Wednesday, November 02, 2005

Hutchins and stuff

Hey everybody, until about three months ago, I lived four inches north of page 37.

I am still making sense of the computation/representation/implementation framework. I am interested in thinking about how this framework could be applied to other technical and information processing environments. So, computation happens through a series of interconnecting constraints—systems of measurement and calculation that impose structure onto a phenomenon. Anyone hearing Fleck in this? And, I like how each system of navigation relies on its own system of “affordances,” and how the use of these affordances literally reorients one’s entire perception of the world. Hutchins is making me think that it’s best if affordances and schemas aren’t the same thing (as I was postulating in my previous blog). It’s not that we can’t conceive of them this way. The pieces still fit on a larger scale. But, I think to collapse these two concepts is to flatten the terminology. Affordances (such as landmarks for one group, and stars and conceptualized islands for another) create a way to perceive the world and understand relationships between objects in that world (to build schemas). I want to keep things just like that. Nobody mess that up, okay? I just folded that up all tidy. I don’t want it wrinkled.

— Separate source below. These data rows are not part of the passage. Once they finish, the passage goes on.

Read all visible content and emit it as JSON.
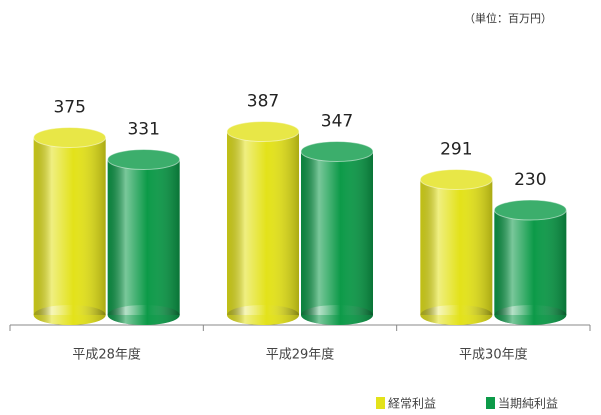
{
  "chart_data": {
    "type": "bar",
    "subtitle": "（単位：百万円）",
    "categories": [
      "平成28年度",
      "平成29年度",
      "平成30年度"
    ],
    "series": [
      {
        "name": "経常利益",
        "color": "#e3e21a",
        "values": [
          375,
          387,
          291
        ]
      },
      {
        "name": "当期純利益",
        "color": "#0c9a48",
        "values": [
          331,
          347,
          230
        ]
      }
    ]
  }
}
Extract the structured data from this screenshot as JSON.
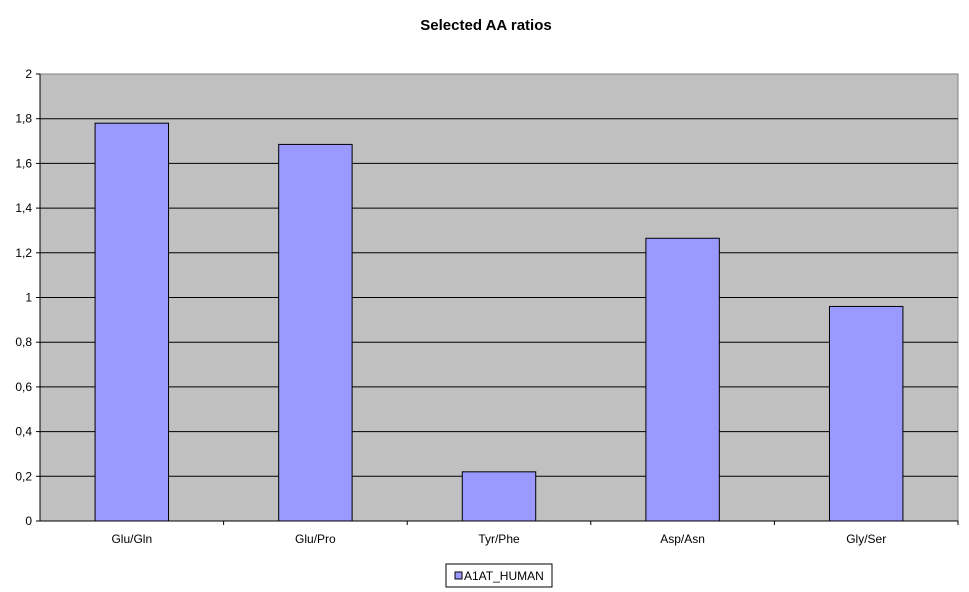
{
  "chart_data": {
    "type": "bar",
    "title": "Selected AA ratios",
    "xlabel": "",
    "ylabel": "",
    "categories": [
      "Glu/Gln",
      "Glu/Pro",
      "Tyr/Phe",
      "Asp/Asn",
      "Gly/Ser"
    ],
    "series": [
      {
        "name": "A1AT_HUMAN",
        "values": [
          1.78,
          1.685,
          0.22,
          1.265,
          0.96
        ],
        "color": "#9999ff"
      }
    ],
    "ylim": [
      0,
      2
    ],
    "yticks": [
      0,
      0.2,
      0.4,
      0.6,
      0.8,
      1,
      1.2,
      1.4,
      1.6,
      1.8,
      2
    ],
    "ytick_labels": [
      "0",
      "0,2",
      "0,4",
      "0,6",
      "0,8",
      "1",
      "1,2",
      "1,4",
      "1,6",
      "1,8",
      "2"
    ],
    "grid": true,
    "legend_position": "bottom-center",
    "plot_background": "#c0c0c0"
  }
}
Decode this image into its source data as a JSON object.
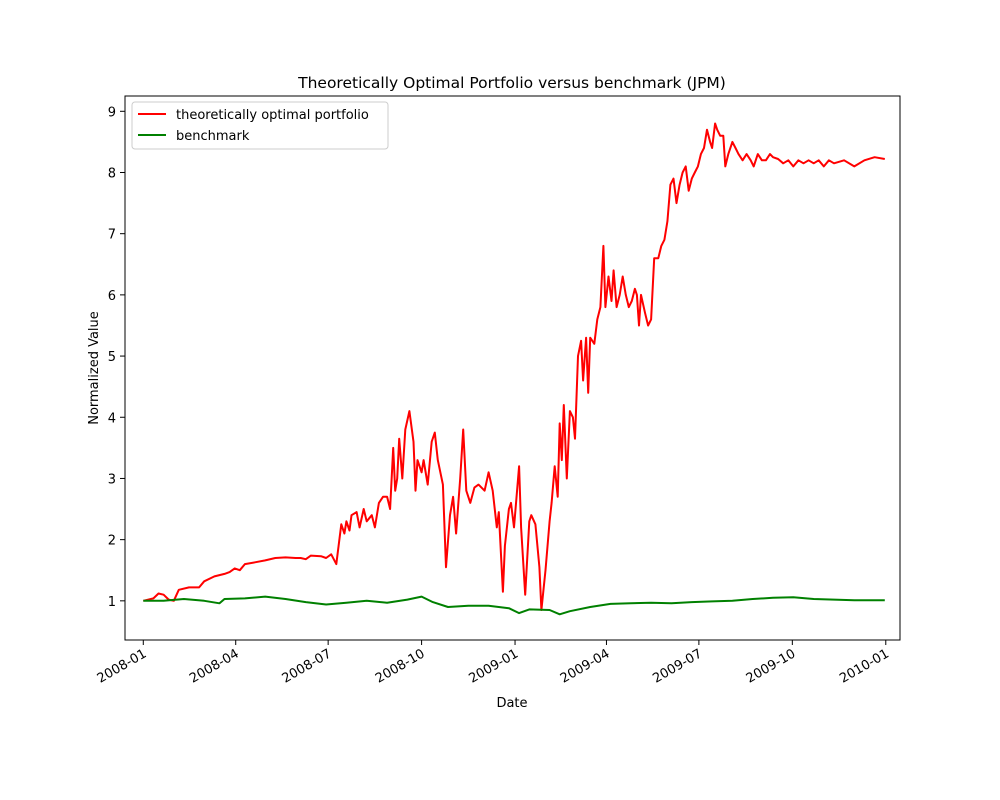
{
  "chart_data": {
    "type": "line",
    "title": "Theoretically Optimal Portfolio versus benchmark (JPM)",
    "xlabel": "Date",
    "ylabel": "Normalized Value",
    "xlim": [
      -18,
      745
    ],
    "ylim": [
      0.36,
      9.25
    ],
    "xticks": [
      {
        "x": 0,
        "label": "2008-01"
      },
      {
        "x": 91,
        "label": "2008-04"
      },
      {
        "x": 182,
        "label": "2008-07"
      },
      {
        "x": 274,
        "label": "2008-10"
      },
      {
        "x": 366,
        "label": "2009-01"
      },
      {
        "x": 456,
        "label": "2009-04"
      },
      {
        "x": 547,
        "label": "2009-07"
      },
      {
        "x": 639,
        "label": "2009-10"
      },
      {
        "x": 731,
        "label": "2010-01"
      }
    ],
    "yticks": [
      1,
      2,
      3,
      4,
      5,
      6,
      7,
      8,
      9
    ],
    "legend_position": "upper-left",
    "series": [
      {
        "name": "theoretically optimal portfolio",
        "color": "#ff0000",
        "points": [
          [
            0,
            1.0
          ],
          [
            10,
            1.04
          ],
          [
            15,
            1.12
          ],
          [
            20,
            1.1
          ],
          [
            25,
            1.02
          ],
          [
            30,
            1.0
          ],
          [
            35,
            1.18
          ],
          [
            45,
            1.22
          ],
          [
            55,
            1.22
          ],
          [
            60,
            1.32
          ],
          [
            70,
            1.4
          ],
          [
            80,
            1.44
          ],
          [
            85,
            1.47
          ],
          [
            90,
            1.53
          ],
          [
            95,
            1.5
          ],
          [
            100,
            1.6
          ],
          [
            110,
            1.63
          ],
          [
            120,
            1.66
          ],
          [
            130,
            1.7
          ],
          [
            140,
            1.71
          ],
          [
            150,
            1.7
          ],
          [
            155,
            1.7
          ],
          [
            160,
            1.68
          ],
          [
            165,
            1.74
          ],
          [
            175,
            1.73
          ],
          [
            180,
            1.7
          ],
          [
            185,
            1.76
          ],
          [
            190,
            1.6
          ],
          [
            195,
            2.25
          ],
          [
            198,
            2.1
          ],
          [
            200,
            2.3
          ],
          [
            203,
            2.15
          ],
          [
            205,
            2.4
          ],
          [
            210,
            2.45
          ],
          [
            213,
            2.2
          ],
          [
            217,
            2.5
          ],
          [
            220,
            2.3
          ],
          [
            225,
            2.4
          ],
          [
            228,
            2.2
          ],
          [
            232,
            2.6
          ],
          [
            236,
            2.7
          ],
          [
            240,
            2.7
          ],
          [
            243,
            2.5
          ],
          [
            246,
            3.5
          ],
          [
            248,
            2.8
          ],
          [
            250,
            3.0
          ],
          [
            252,
            3.65
          ],
          [
            255,
            3.0
          ],
          [
            258,
            3.8
          ],
          [
            262,
            4.1
          ],
          [
            266,
            3.6
          ],
          [
            268,
            2.8
          ],
          [
            270,
            3.3
          ],
          [
            274,
            3.1
          ],
          [
            276,
            3.3
          ],
          [
            280,
            2.9
          ],
          [
            284,
            3.6
          ],
          [
            287,
            3.75
          ],
          [
            290,
            3.3
          ],
          [
            295,
            2.9
          ],
          [
            298,
            1.55
          ],
          [
            302,
            2.4
          ],
          [
            305,
            2.7
          ],
          [
            308,
            2.1
          ],
          [
            312,
            3.0
          ],
          [
            315,
            3.8
          ],
          [
            318,
            2.8
          ],
          [
            322,
            2.6
          ],
          [
            326,
            2.85
          ],
          [
            330,
            2.9
          ],
          [
            336,
            2.8
          ],
          [
            340,
            3.1
          ],
          [
            344,
            2.8
          ],
          [
            348,
            2.2
          ],
          [
            350,
            2.45
          ],
          [
            354,
            1.15
          ],
          [
            356,
            1.9
          ],
          [
            360,
            2.5
          ],
          [
            362,
            2.6
          ],
          [
            365,
            2.2
          ],
          [
            370,
            3.2
          ],
          [
            372,
            2.2
          ],
          [
            376,
            1.1
          ],
          [
            380,
            2.3
          ],
          [
            382,
            2.4
          ],
          [
            386,
            2.25
          ],
          [
            390,
            1.55
          ],
          [
            392,
            0.85
          ],
          [
            396,
            1.5
          ],
          [
            400,
            2.3
          ],
          [
            402,
            2.6
          ],
          [
            405,
            3.2
          ],
          [
            408,
            2.7
          ],
          [
            410,
            3.9
          ],
          [
            412,
            3.3
          ],
          [
            414,
            4.2
          ],
          [
            417,
            3.0
          ],
          [
            420,
            4.1
          ],
          [
            423,
            4.0
          ],
          [
            425,
            3.65
          ],
          [
            428,
            5.0
          ],
          [
            431,
            5.25
          ],
          [
            433,
            4.6
          ],
          [
            436,
            5.3
          ],
          [
            438,
            4.4
          ],
          [
            440,
            5.3
          ],
          [
            444,
            5.2
          ],
          [
            447,
            5.6
          ],
          [
            450,
            5.8
          ],
          [
            453,
            6.8
          ],
          [
            455,
            5.8
          ],
          [
            458,
            6.3
          ],
          [
            461,
            5.9
          ],
          [
            463,
            6.4
          ],
          [
            466,
            5.8
          ],
          [
            469,
            6.0
          ],
          [
            472,
            6.3
          ],
          [
            475,
            6.0
          ],
          [
            478,
            5.8
          ],
          [
            481,
            5.9
          ],
          [
            484,
            6.1
          ],
          [
            486,
            6.0
          ],
          [
            488,
            5.5
          ],
          [
            490,
            6.0
          ],
          [
            494,
            5.7
          ],
          [
            497,
            5.5
          ],
          [
            500,
            5.6
          ],
          [
            503,
            6.6
          ],
          [
            507,
            6.6
          ],
          [
            510,
            6.8
          ],
          [
            513,
            6.9
          ],
          [
            516,
            7.2
          ],
          [
            519,
            7.8
          ],
          [
            522,
            7.9
          ],
          [
            525,
            7.5
          ],
          [
            528,
            7.8
          ],
          [
            531,
            8.0
          ],
          [
            534,
            8.1
          ],
          [
            537,
            7.7
          ],
          [
            540,
            7.9
          ],
          [
            543,
            8.0
          ],
          [
            546,
            8.1
          ],
          [
            549,
            8.3
          ],
          [
            552,
            8.4
          ],
          [
            555,
            8.7
          ],
          [
            558,
            8.5
          ],
          [
            560,
            8.4
          ],
          [
            563,
            8.8
          ],
          [
            565,
            8.7
          ],
          [
            568,
            8.6
          ],
          [
            571,
            8.6
          ],
          [
            573,
            8.1
          ],
          [
            576,
            8.3
          ],
          [
            580,
            8.5
          ],
          [
            583,
            8.4
          ],
          [
            586,
            8.3
          ],
          [
            590,
            8.2
          ],
          [
            594,
            8.3
          ],
          [
            598,
            8.2
          ],
          [
            601,
            8.1
          ],
          [
            605,
            8.3
          ],
          [
            609,
            8.2
          ],
          [
            613,
            8.2
          ],
          [
            617,
            8.3
          ],
          [
            620,
            8.25
          ],
          [
            625,
            8.22
          ],
          [
            630,
            8.15
          ],
          [
            635,
            8.2
          ],
          [
            640,
            8.1
          ],
          [
            645,
            8.2
          ],
          [
            650,
            8.15
          ],
          [
            655,
            8.2
          ],
          [
            660,
            8.15
          ],
          [
            665,
            8.2
          ],
          [
            670,
            8.1
          ],
          [
            675,
            8.2
          ],
          [
            680,
            8.15
          ],
          [
            690,
            8.2
          ],
          [
            700,
            8.1
          ],
          [
            710,
            8.2
          ],
          [
            720,
            8.25
          ],
          [
            730,
            8.22
          ]
        ]
      },
      {
        "name": "benchmark",
        "color": "#008000",
        "points": [
          [
            0,
            1.0
          ],
          [
            20,
            1.0
          ],
          [
            40,
            1.03
          ],
          [
            60,
            1.0
          ],
          [
            75,
            0.96
          ],
          [
            80,
            1.03
          ],
          [
            100,
            1.04
          ],
          [
            120,
            1.07
          ],
          [
            140,
            1.03
          ],
          [
            160,
            0.98
          ],
          [
            180,
            0.94
          ],
          [
            200,
            0.97
          ],
          [
            220,
            1.0
          ],
          [
            240,
            0.97
          ],
          [
            260,
            1.02
          ],
          [
            274,
            1.07
          ],
          [
            285,
            0.98
          ],
          [
            300,
            0.9
          ],
          [
            320,
            0.92
          ],
          [
            340,
            0.92
          ],
          [
            360,
            0.88
          ],
          [
            370,
            0.8
          ],
          [
            380,
            0.86
          ],
          [
            400,
            0.85
          ],
          [
            410,
            0.78
          ],
          [
            420,
            0.83
          ],
          [
            440,
            0.9
          ],
          [
            460,
            0.95
          ],
          [
            480,
            0.96
          ],
          [
            500,
            0.97
          ],
          [
            520,
            0.96
          ],
          [
            540,
            0.98
          ],
          [
            560,
            0.99
          ],
          [
            580,
            1.0
          ],
          [
            600,
            1.03
          ],
          [
            620,
            1.05
          ],
          [
            640,
            1.06
          ],
          [
            660,
            1.03
          ],
          [
            680,
            1.02
          ],
          [
            700,
            1.01
          ],
          [
            720,
            1.01
          ],
          [
            730,
            1.01
          ]
        ]
      }
    ]
  }
}
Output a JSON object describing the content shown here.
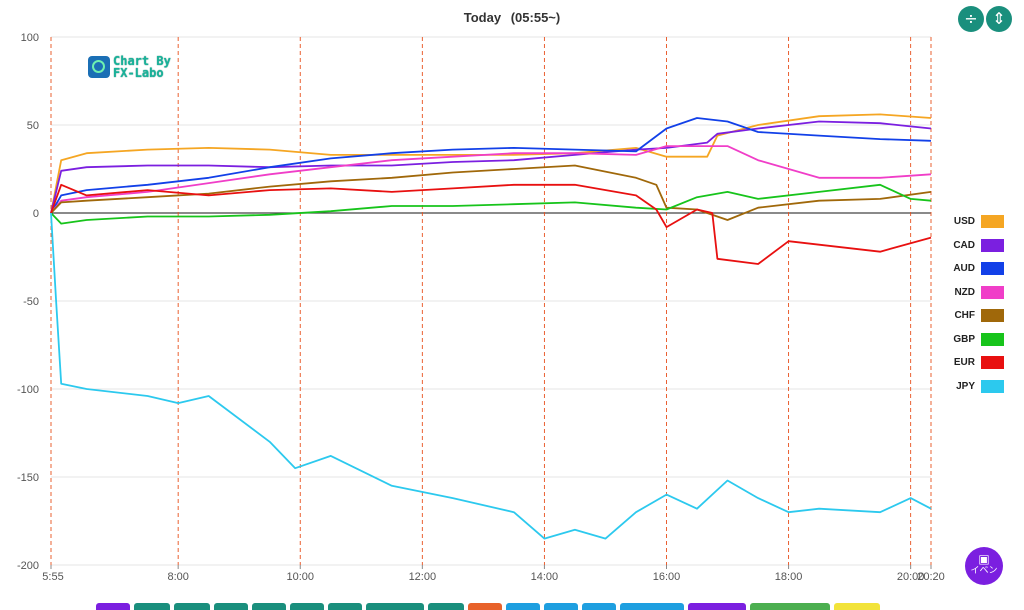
{
  "header": {
    "title": "Today",
    "subtitle": "(05:55~)"
  },
  "controls": {
    "compress_icon": "compress-vertical-icon",
    "expand_icon": "expand-vertical-icon"
  },
  "logo": {
    "line1": "Chart By",
    "line2": "FX-Labo"
  },
  "event_button": {
    "label": "イベン",
    "icon": "calendar-icon"
  },
  "bottom_tabs": [
    {
      "color": "#7b1fe0"
    },
    {
      "color": "#1a8f7d"
    },
    {
      "color": "#1a8f7d"
    },
    {
      "color": "#1a8f7d"
    },
    {
      "color": "#1a8f7d"
    },
    {
      "color": "#1a8f7d"
    },
    {
      "color": "#1a8f7d"
    },
    {
      "color": "#1a8f7d"
    },
    {
      "color": "#1a8f7d"
    },
    {
      "color": "#e8622a"
    },
    {
      "color": "#1e9fe0"
    },
    {
      "color": "#1e9fe0"
    },
    {
      "color": "#1e9fe0"
    },
    {
      "color": "#1e9fe0"
    },
    {
      "color": "#7b1fe0"
    },
    {
      "color": "#4caf50"
    },
    {
      "color": "#f2e33a"
    }
  ],
  "chart_data": {
    "type": "line",
    "title": "Today",
    "subtitle": "(05:55~)",
    "xlabel": "",
    "ylabel": "",
    "ylim": [
      -200,
      100
    ],
    "yticks": [
      100,
      50,
      0,
      -50,
      -100,
      -150,
      -200
    ],
    "xticks": [
      "5:55",
      "8:00",
      "10:00",
      "12:00",
      "14:00",
      "16:00",
      "18:00",
      "20:00",
      "20:20"
    ],
    "x_range": [
      "5:55",
      "20:20"
    ],
    "grid": "horizontal",
    "legend_position": "right",
    "series": [
      {
        "name": "USD",
        "color": "#f5a623",
        "points": [
          [
            "5:55",
            0
          ],
          [
            "6:05",
            30
          ],
          [
            "6:30",
            34
          ],
          [
            "7:30",
            36
          ],
          [
            "8:30",
            37
          ],
          [
            "9:30",
            36
          ],
          [
            "10:30",
            33
          ],
          [
            "11:30",
            33
          ],
          [
            "12:30",
            33
          ],
          [
            "13:30",
            33
          ],
          [
            "14:30",
            34
          ],
          [
            "15:30",
            37
          ],
          [
            "16:00",
            32
          ],
          [
            "16:40",
            32
          ],
          [
            "16:50",
            44
          ],
          [
            "17:30",
            50
          ],
          [
            "18:30",
            55
          ],
          [
            "19:30",
            56
          ],
          [
            "20:20",
            54
          ]
        ]
      },
      {
        "name": "CAD",
        "color": "#7b1fe0",
        "points": [
          [
            "5:55",
            0
          ],
          [
            "6:05",
            24
          ],
          [
            "6:30",
            26
          ],
          [
            "7:30",
            27
          ],
          [
            "8:30",
            27
          ],
          [
            "9:30",
            26
          ],
          [
            "10:30",
            27
          ],
          [
            "11:30",
            27
          ],
          [
            "12:30",
            29
          ],
          [
            "13:30",
            30
          ],
          [
            "14:30",
            33
          ],
          [
            "15:30",
            36
          ],
          [
            "16:00",
            37
          ],
          [
            "16:40",
            40
          ],
          [
            "16:50",
            45
          ],
          [
            "17:30",
            48
          ],
          [
            "18:30",
            52
          ],
          [
            "19:30",
            51
          ],
          [
            "20:20",
            48
          ]
        ]
      },
      {
        "name": "AUD",
        "color": "#1240e8",
        "points": [
          [
            "5:55",
            0
          ],
          [
            "6:05",
            10
          ],
          [
            "6:30",
            13
          ],
          [
            "7:30",
            16
          ],
          [
            "8:30",
            20
          ],
          [
            "9:30",
            26
          ],
          [
            "10:30",
            31
          ],
          [
            "11:30",
            34
          ],
          [
            "12:30",
            36
          ],
          [
            "13:30",
            37
          ],
          [
            "14:30",
            36
          ],
          [
            "15:30",
            35
          ],
          [
            "16:00",
            48
          ],
          [
            "16:30",
            54
          ],
          [
            "17:00",
            52
          ],
          [
            "17:30",
            46
          ],
          [
            "18:30",
            44
          ],
          [
            "19:30",
            42
          ],
          [
            "20:20",
            41
          ]
        ]
      },
      {
        "name": "NZD",
        "color": "#f03ec8",
        "points": [
          [
            "5:55",
            0
          ],
          [
            "6:05",
            7
          ],
          [
            "6:30",
            9
          ],
          [
            "7:30",
            12
          ],
          [
            "8:30",
            17
          ],
          [
            "9:30",
            22
          ],
          [
            "10:30",
            26
          ],
          [
            "11:30",
            30
          ],
          [
            "12:30",
            32
          ],
          [
            "13:30",
            34
          ],
          [
            "14:30",
            34
          ],
          [
            "15:30",
            33
          ],
          [
            "16:00",
            38
          ],
          [
            "16:30",
            38
          ],
          [
            "17:00",
            38
          ],
          [
            "17:30",
            30
          ],
          [
            "18:30",
            20
          ],
          [
            "19:30",
            20
          ],
          [
            "20:20",
            22
          ]
        ]
      },
      {
        "name": "CHF",
        "color": "#a0680a",
        "points": [
          [
            "5:55",
            0
          ],
          [
            "6:05",
            6
          ],
          [
            "6:30",
            7
          ],
          [
            "7:30",
            9
          ],
          [
            "8:30",
            11
          ],
          [
            "9:30",
            15
          ],
          [
            "10:30",
            18
          ],
          [
            "11:30",
            20
          ],
          [
            "12:30",
            23
          ],
          [
            "13:30",
            25
          ],
          [
            "14:30",
            27
          ],
          [
            "15:30",
            20
          ],
          [
            "15:50",
            16
          ],
          [
            "16:00",
            3
          ],
          [
            "16:30",
            2
          ],
          [
            "17:00",
            -4
          ],
          [
            "17:30",
            3
          ],
          [
            "18:30",
            7
          ],
          [
            "19:30",
            8
          ],
          [
            "20:20",
            12
          ]
        ]
      },
      {
        "name": "GBP",
        "color": "#17c41b",
        "points": [
          [
            "5:55",
            0
          ],
          [
            "6:05",
            -6
          ],
          [
            "6:30",
            -4
          ],
          [
            "7:30",
            -2
          ],
          [
            "8:30",
            -2
          ],
          [
            "9:30",
            -1
          ],
          [
            "10:30",
            1
          ],
          [
            "11:30",
            4
          ],
          [
            "12:30",
            4
          ],
          [
            "13:30",
            5
          ],
          [
            "14:30",
            6
          ],
          [
            "15:30",
            3
          ],
          [
            "16:00",
            2
          ],
          [
            "16:30",
            9
          ],
          [
            "17:00",
            12
          ],
          [
            "17:30",
            8
          ],
          [
            "18:30",
            12
          ],
          [
            "19:30",
            16
          ],
          [
            "20:00",
            8
          ],
          [
            "20:20",
            7
          ]
        ]
      },
      {
        "name": "EUR",
        "color": "#e81010",
        "points": [
          [
            "5:55",
            0
          ],
          [
            "6:05",
            16
          ],
          [
            "6:30",
            10
          ],
          [
            "7:30",
            13
          ],
          [
            "8:30",
            10
          ],
          [
            "9:30",
            13
          ],
          [
            "10:30",
            14
          ],
          [
            "11:30",
            12
          ],
          [
            "12:30",
            14
          ],
          [
            "13:30",
            16
          ],
          [
            "14:30",
            16
          ],
          [
            "15:30",
            10
          ],
          [
            "15:50",
            2
          ],
          [
            "16:00",
            -8
          ],
          [
            "16:30",
            2
          ],
          [
            "16:45",
            0
          ],
          [
            "16:50",
            -26
          ],
          [
            "17:30",
            -29
          ],
          [
            "18:00",
            -16
          ],
          [
            "18:30",
            -18
          ],
          [
            "19:30",
            -22
          ],
          [
            "20:20",
            -14
          ]
        ]
      },
      {
        "name": "JPY",
        "color": "#2cc9ee",
        "points": [
          [
            "5:55",
            0
          ],
          [
            "6:00",
            -50
          ],
          [
            "6:05",
            -97
          ],
          [
            "6:30",
            -100
          ],
          [
            "7:30",
            -104
          ],
          [
            "8:00",
            -108
          ],
          [
            "8:30",
            -104
          ],
          [
            "9:30",
            -130
          ],
          [
            "9:55",
            -145
          ],
          [
            "10:30",
            -138
          ],
          [
            "11:30",
            -155
          ],
          [
            "12:30",
            -162
          ],
          [
            "13:30",
            -170
          ],
          [
            "14:00",
            -185
          ],
          [
            "14:30",
            -180
          ],
          [
            "15:00",
            -185
          ],
          [
            "15:30",
            -170
          ],
          [
            "16:00",
            -160
          ],
          [
            "16:30",
            -168
          ],
          [
            "17:00",
            -152
          ],
          [
            "17:30",
            -162
          ],
          [
            "18:00",
            -170
          ],
          [
            "18:30",
            -168
          ],
          [
            "19:30",
            -170
          ],
          [
            "20:00",
            -162
          ],
          [
            "20:20",
            -168
          ]
        ]
      }
    ]
  }
}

One more thought: I would like to share my favorite moment in the text, which happens when Hutchins describes to the "conceptual blind spot”: From page 79:

"[the western representation] contains some very powerful assumptions about the relation of the problem solver to the space in which the problem is being solved. First, it requires a global representation of the locations of the various pieces of land relative to each other. In addition, it requires a point of view relative to that space which we might call the "bird's-eye" view. The problem solver does not (and cannot without an aircraft) actually assume this relation to the world in which the problem is posed...as soon as [a Western navigator] leans over his chart, he is no longer conceptually on the boat; he is over the sea surface, looking down on the position of his craft in a representation of the real local space."

Wow. Could we ask for a better example of the god-trick of science/technology and the "shift" described by standpoint epistemology? (discussed in another blog entry).

4 Comments:

Blogger Alison said...

MDL,
I'm glad someone else is pondering over computation/representation/implementation
So if computation is representational state and representational media then is implementation the use of those states and media? Is that it?

Requesting some navigation here.

9:31 AM  
Blogger Alison said...

MDL,
I'm glad someone else is pondering over computation/representation/implementation
So if computation is representational state and representational media then is implementation the use of those states and media? Is that it?

Requesting some navigation here.

9:31 AM  
Blogger gfp said...

First, I am totally jealous that you were in the Northwest. Second, I think you did a great job of "situating" affordances and schemas. I have a feeling, though, that someone will soon come along and mess up your clean little concept....that's what cognitive science is all about, isn't it?

Greg

2:10 PM  
Blogger Jim said...

Okay, I buy the difference between affordances and schemas. But I'm still wondering if schemas can be used as affordances.

I think I agree with your distinction, and I like the idea that affordances are sort of combined to form schemas. But what if a bunch of people (say, a navigation crew?) share some similar schemas? Can those become affordances?

You might want to get your iron out...I see some wrinkles.